Chris Hostetter wrote:
A couple of things make your question really hard to answer ... first off,
you can specify differnet analyser chains for index time and query time --
shen dealing with the WordDelim filter (or the synonym fitler) this is
frequently neccessary -- so the ansers to your questions really depend on
wether you use WordDelim at both index time and query time (or if you do
use it in both cases, but configure it differnetly)
For clarification, I'm using the filter both at index and query time.
Have you by any chance played with the "Analysis" page on your Solr index?
http://localhost:8983/solr/admin/analysis.jsp?name=&verbose=on&highlight=on&qverbose=on&
...it makes it really easy to see exactly how your various fields will get
parsed at index time and query time. I would also suggest you use the
"debugQuery=on" option when doing some searches -- even if there aren't
nay documents in your index, that will help you see how your query is
getting parsed and what Query structure QueryParser is building based on
the tokens it gets from each of hte Anaalyzers.

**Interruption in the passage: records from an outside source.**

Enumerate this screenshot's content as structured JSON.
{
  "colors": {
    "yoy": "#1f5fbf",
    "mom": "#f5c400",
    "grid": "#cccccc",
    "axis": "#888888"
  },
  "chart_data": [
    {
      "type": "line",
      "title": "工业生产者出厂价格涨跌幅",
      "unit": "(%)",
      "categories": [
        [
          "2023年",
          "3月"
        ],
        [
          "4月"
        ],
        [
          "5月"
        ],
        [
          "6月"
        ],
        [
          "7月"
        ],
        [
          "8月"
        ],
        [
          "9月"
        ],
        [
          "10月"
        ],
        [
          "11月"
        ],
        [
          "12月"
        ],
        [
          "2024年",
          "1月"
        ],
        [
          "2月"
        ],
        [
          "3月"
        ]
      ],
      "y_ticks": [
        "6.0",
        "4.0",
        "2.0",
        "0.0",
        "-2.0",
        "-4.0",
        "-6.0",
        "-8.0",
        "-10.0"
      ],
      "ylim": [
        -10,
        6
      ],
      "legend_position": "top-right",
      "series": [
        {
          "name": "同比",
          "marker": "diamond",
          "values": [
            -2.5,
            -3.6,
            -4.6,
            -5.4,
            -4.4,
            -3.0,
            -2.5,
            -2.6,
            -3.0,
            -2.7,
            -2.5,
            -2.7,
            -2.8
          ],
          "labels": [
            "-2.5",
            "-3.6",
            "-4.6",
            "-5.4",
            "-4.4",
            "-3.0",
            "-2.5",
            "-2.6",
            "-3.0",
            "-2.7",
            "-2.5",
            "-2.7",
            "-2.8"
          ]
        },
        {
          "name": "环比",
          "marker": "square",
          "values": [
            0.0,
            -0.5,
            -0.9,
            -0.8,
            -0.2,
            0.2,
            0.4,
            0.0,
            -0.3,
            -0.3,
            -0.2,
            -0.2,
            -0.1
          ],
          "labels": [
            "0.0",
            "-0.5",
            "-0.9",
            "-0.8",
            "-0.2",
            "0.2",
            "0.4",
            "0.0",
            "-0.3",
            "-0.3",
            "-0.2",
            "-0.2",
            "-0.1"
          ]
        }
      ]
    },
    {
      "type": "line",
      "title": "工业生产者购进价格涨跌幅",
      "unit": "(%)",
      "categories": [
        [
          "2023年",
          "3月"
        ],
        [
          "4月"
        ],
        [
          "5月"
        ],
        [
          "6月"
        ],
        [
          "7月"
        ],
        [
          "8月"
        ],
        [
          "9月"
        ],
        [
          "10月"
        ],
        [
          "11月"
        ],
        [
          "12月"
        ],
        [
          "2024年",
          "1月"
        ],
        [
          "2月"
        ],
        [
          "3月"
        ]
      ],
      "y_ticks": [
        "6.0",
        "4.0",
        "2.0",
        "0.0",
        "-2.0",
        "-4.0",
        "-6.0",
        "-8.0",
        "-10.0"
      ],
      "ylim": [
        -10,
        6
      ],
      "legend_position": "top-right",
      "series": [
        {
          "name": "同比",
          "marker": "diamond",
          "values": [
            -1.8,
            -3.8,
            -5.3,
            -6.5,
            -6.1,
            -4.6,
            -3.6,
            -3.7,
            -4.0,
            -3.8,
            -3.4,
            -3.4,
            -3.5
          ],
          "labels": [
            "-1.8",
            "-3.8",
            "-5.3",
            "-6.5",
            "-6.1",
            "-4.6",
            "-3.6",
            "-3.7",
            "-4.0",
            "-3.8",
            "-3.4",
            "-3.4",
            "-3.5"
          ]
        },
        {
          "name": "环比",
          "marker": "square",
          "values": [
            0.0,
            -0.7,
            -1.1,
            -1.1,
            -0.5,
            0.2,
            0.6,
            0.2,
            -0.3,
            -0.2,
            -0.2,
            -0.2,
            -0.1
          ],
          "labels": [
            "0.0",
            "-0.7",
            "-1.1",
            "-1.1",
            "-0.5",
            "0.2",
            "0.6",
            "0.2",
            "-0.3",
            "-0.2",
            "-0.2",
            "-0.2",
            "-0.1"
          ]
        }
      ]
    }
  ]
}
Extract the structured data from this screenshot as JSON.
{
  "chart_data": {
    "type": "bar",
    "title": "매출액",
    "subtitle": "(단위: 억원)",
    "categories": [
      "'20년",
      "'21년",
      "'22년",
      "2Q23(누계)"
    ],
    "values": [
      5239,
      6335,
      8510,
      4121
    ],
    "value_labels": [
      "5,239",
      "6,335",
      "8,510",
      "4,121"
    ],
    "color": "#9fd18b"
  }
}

Will try that, played with it in the past, but not for this particular
problem, good idea :)
: My thought is to parse the user query and rephrase it to do phrase
: searches on nearby terms containing single letters / numbers. If an user
: search for HIV 1 hepatitis, I'd rewrite it as ("HIV 1" AND hepatitis) OR
: ("1 hepatitis" AND hiv). Is it a sensible solution?
that's kind of a strange behavior for a search application to have ... you
might just wnat to trust that your users will be smart and if they find
that 'HIV 1 hepatitis' is matching docs where "1" doesn't appear near
"HIV" or "hepatitis" then they will start entering '"HIV 1" hepatitis" (or
'HIV "1 hepatits"' if that's what they ment.)
Sadly I can't rely on users smartness for this :) I have concerns that
for stuff like Hepatitis A, it will match just about every document
containing hepatitis and the very common 'a' word, anywhere in the
document. I can't stopword single letters, cause then there would be no
way to find documents about 'hepatitis c' and not about 'hepatitis b'
for example. I will test my solution and report; if you have any other
ideas, just tell me.
And thanks for the help! :)